Possible, then, if not easy. But just as drama school graduates, understandably, aren’t hugely keen on hearing about triumphant performances from untrained actors, so we untrained actors love the odd drama school horror story.
There’s the story of a 5ft 10in woman on a postgrad course who didn’t play a female role the whole year as her class was short of boys
And they are legion – the 5ft 10in woman on a postgrad course who didn’t play a female role the whole year because her class was short of boys; the entire class spending a three-hour rehearsal hearing a tutor drill one actor on one line throughout; the actor who overheard her course director refer to her as “one of the ones we forgot to put back together…” Actors love a moan, and drama school is where some of the best moaning is learned.
Actors also love appearing in front of audiences, and it is here that I will claim a genuine advantage available to the untrained. One thing I hear over and over from drama school grads is that there isn’t enough time in front of audiences, especially in the first couple of years. The schools will doubtless claim that it would be harmful to expose their students to that kind of judgement before they’re fully ready for it, but many would feel that the place to learn about being on stage is on stage.
Thanks to an inability to say no, which afflicts me to this day, I performed in more than 30 shows as an undergraduate. There’s no doubt that the general standard was way lower than you’d get from a drama school, and I was probably pretty poor in some of them.
But by the end of my degree I knew much more about how to read an audience than I would if my main experience of live performance had been high-pressure showcases.
One actor friend of mine described her final year at drama school as “a year of press nights”, and, as all performers know, press nights aren’t exactly comparable to the rest of a run.
What untrained actors miss out on, of course, is the training itself – and that’s not quite as banal an observation as it sounds.
“As for actually being trained for the craft, it’s difficult to tell,” says Francolini. “I know I’ve spent years learning stuff. I don’t know if I would have had a shortcut to that if I’d trained.”

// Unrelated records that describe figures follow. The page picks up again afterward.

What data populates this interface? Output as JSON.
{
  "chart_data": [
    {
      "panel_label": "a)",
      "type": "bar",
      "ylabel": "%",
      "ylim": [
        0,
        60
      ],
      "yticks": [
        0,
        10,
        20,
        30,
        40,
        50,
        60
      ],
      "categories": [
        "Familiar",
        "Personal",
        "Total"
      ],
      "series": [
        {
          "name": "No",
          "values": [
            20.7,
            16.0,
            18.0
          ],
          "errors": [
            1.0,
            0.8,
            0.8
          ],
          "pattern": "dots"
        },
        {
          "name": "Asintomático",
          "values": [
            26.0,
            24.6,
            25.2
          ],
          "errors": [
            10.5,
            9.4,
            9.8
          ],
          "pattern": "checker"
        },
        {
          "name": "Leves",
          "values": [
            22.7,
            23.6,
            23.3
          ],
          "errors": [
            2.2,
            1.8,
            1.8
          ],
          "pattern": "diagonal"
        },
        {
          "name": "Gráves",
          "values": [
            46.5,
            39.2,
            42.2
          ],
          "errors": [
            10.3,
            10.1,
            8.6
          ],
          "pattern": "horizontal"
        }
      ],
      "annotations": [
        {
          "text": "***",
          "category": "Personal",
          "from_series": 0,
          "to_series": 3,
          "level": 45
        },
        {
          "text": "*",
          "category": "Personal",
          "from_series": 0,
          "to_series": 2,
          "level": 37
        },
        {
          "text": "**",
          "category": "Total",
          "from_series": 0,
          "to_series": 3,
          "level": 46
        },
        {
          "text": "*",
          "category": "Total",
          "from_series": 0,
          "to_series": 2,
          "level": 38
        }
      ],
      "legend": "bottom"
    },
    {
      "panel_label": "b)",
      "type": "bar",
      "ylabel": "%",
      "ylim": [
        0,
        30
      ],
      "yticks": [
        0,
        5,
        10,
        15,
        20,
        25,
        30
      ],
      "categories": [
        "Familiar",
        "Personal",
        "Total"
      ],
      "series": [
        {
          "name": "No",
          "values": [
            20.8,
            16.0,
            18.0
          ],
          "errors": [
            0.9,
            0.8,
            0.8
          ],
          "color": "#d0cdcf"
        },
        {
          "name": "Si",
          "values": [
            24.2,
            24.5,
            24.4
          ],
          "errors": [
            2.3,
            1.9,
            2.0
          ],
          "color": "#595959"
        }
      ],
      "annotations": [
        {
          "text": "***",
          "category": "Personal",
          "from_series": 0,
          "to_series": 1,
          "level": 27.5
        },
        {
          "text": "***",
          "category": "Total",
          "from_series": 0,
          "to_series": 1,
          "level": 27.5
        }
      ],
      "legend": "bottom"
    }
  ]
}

Meanwhile, how we define ‘training’ feels too narrow for Powell anyway: “What’s happening now is that the very idea of training is changing. Or to be more specific, being trained isn’t just confined to the conference of drama schools. The university courses, the Actors Centre, the part-time courses, Oxbridge, youth theatres, working in telly from a young age, learning on the job, National Youth Theatre: these are all forms of training. I trained at Middlesex University and the Oxford School of Drama and both parts of that training absolutely made me the casting director I am today.”
When I find myself talking to young people who have failed to get into, or can’t afford to go to, drama school, I always reassure them that it’s not the only way into the profession. Probably the best, but not the only. Sometimes I even believe myself. But it’s certainly true that once you’re in the room, it’s your talent and character that’s under scrutiny far more often than your technique.
Or, as Powell puts it: “After all, you are unique. And that’s the bit that interests me.”